“The IPCC pathway for staying below the 1.5°C climate goal is now considered implausible by the expert climate community.”
Can’t get much clearer than that.
“The IPCC pathway for staying below the 1.5°C climate goal is now considered implausible by the expert climate community.”
Can’t get much clearer than that.
“Citizens need to know: the world is expected to breach 1.5°C of warming within a decade or so.”
The certainty that we’re going over 1.5C is why language like this is frustrating:
“Five important natural thresholds already risk being crossed, according to the Global Tipping Points report, and three more may be reached in the 2030s if the world heats 1.5C (2.7F) above pre-industrial temperatures.”
‘If’? This sounds like some hypothetical future. It’s not.
https://www.theguardian.com/environment/2023/dec/06/earth-on-verge-of-five-catastrophic-tipping-points-scientists-warn #climateChange
@steve Sorry, what’s the difference between saying breach and overshoot?
@Brendanjones
But getting the language right is tricky. If you just say we’re certain to breach the 1.5 limit, people (outside the climate science community) tend to hear “game over”, which feeds into doomerism.
I prefer to say there is now no doubt we will overshoot the 1.5 limit, so we need to focus on minimizing the overshoot. Every fraction of a degree will bring more irreversible damage.
@steve Okay I disagree on there being much difference between breach and overshoot, but this is the nature of language.

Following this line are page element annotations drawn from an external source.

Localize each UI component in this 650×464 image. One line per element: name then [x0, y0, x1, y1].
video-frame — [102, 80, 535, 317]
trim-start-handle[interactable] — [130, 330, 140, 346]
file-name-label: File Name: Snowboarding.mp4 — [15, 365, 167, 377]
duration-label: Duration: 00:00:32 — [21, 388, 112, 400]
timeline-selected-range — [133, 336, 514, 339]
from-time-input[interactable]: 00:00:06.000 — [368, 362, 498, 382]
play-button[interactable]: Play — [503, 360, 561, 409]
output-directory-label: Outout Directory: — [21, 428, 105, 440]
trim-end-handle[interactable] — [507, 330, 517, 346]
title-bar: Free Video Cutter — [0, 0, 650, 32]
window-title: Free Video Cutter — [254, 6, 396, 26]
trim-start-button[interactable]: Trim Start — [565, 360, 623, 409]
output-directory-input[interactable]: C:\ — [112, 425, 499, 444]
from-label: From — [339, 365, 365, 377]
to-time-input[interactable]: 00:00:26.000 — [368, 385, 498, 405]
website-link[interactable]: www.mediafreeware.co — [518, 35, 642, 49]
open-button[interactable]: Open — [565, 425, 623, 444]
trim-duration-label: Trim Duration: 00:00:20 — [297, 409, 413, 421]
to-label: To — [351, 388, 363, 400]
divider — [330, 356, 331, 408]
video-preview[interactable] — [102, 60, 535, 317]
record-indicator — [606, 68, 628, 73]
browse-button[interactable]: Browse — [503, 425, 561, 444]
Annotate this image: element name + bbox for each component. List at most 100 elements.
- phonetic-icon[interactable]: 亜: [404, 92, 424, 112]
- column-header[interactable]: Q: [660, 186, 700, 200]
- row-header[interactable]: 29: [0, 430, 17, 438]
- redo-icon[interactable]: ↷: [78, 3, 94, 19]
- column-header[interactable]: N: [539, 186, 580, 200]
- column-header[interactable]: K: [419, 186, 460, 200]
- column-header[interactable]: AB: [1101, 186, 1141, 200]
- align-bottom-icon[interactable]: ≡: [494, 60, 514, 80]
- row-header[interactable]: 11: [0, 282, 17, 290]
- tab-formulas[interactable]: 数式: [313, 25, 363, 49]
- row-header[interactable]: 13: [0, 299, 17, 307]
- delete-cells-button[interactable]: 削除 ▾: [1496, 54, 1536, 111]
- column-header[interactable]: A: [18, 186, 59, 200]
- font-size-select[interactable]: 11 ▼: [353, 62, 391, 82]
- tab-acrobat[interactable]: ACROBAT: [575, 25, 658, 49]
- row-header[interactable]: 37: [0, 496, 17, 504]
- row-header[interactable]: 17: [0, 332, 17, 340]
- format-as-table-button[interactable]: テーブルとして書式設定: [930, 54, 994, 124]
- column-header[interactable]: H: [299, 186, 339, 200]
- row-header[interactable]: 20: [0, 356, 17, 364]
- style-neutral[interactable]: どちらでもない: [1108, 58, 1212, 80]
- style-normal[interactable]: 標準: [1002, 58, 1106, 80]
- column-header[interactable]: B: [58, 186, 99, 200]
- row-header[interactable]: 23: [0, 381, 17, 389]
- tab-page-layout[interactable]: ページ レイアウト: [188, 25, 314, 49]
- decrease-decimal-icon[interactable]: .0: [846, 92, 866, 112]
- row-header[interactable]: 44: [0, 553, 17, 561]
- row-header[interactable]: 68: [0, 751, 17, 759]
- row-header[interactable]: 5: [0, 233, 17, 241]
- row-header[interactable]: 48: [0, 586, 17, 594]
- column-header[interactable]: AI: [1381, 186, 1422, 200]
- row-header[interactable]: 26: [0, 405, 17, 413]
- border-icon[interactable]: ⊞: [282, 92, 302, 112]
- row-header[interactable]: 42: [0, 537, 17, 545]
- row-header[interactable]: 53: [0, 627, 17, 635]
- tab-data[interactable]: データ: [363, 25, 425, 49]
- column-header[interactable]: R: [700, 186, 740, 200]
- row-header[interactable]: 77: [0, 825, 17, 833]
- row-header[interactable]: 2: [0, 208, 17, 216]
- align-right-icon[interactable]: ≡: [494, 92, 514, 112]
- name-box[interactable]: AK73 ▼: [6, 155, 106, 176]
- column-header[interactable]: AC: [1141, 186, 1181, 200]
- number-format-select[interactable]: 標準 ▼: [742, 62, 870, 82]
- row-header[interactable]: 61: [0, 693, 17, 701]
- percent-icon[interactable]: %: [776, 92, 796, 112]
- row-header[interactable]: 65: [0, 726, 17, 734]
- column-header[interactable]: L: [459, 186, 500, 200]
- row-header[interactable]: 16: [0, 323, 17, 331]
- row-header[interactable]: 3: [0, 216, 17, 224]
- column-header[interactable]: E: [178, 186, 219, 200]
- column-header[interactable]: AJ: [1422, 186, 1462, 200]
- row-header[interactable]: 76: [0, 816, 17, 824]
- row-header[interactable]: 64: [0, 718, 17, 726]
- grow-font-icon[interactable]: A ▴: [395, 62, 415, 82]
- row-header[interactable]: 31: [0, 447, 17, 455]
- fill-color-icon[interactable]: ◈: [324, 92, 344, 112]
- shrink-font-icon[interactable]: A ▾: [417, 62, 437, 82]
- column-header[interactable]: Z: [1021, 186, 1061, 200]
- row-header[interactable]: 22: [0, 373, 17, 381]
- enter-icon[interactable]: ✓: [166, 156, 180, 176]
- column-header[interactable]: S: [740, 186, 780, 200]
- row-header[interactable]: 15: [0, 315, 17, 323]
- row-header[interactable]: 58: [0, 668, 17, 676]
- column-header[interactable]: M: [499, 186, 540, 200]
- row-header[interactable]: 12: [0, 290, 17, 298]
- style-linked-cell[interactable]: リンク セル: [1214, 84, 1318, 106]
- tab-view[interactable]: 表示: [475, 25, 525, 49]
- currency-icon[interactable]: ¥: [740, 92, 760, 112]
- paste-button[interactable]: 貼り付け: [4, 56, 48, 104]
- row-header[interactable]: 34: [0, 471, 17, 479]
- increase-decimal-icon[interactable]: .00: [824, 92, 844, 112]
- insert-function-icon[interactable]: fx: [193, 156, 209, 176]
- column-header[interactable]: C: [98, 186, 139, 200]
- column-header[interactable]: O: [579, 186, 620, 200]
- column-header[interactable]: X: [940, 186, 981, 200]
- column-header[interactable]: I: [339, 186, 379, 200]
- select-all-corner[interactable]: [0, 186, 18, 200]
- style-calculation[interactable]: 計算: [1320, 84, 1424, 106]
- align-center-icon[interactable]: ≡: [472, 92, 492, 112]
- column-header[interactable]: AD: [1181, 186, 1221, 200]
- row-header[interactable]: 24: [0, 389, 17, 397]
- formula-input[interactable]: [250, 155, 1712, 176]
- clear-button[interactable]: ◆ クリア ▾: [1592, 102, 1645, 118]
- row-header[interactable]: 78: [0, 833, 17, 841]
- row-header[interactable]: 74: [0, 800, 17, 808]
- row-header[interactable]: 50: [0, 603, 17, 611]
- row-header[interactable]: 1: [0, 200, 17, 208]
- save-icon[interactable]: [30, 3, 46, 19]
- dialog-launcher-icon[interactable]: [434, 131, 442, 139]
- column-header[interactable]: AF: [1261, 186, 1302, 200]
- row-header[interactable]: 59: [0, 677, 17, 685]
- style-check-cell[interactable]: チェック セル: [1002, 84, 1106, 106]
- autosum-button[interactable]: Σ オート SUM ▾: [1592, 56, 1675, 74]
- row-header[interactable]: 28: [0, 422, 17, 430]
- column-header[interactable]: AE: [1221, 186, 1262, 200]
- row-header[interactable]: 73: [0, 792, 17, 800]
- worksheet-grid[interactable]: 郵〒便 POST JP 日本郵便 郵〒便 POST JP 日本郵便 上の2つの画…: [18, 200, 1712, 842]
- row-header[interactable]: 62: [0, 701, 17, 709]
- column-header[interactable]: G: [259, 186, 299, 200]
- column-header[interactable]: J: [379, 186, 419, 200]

I think rather than worrying too much about how to communicate having reached 1.5C, it’s far more important to focus on communicating your earlier point: “minimizing the overshoot. Every fraction of a degree will bring more irreversible damage.”
@Brendanjones
The key thing is to avoid binary language. Saying the 1.5C goal is implausible, or we will certainly breach it, or cross it (or whatever) all sounds like we have (or we will) "cross a line". It sounds like game over, we lost. Think about how crossing the line in sports is equated with winning or losing.
Terms like "overshoot" imply a quantity to be managed, rather than a final state, especially if immediately followed by language that frames it that way.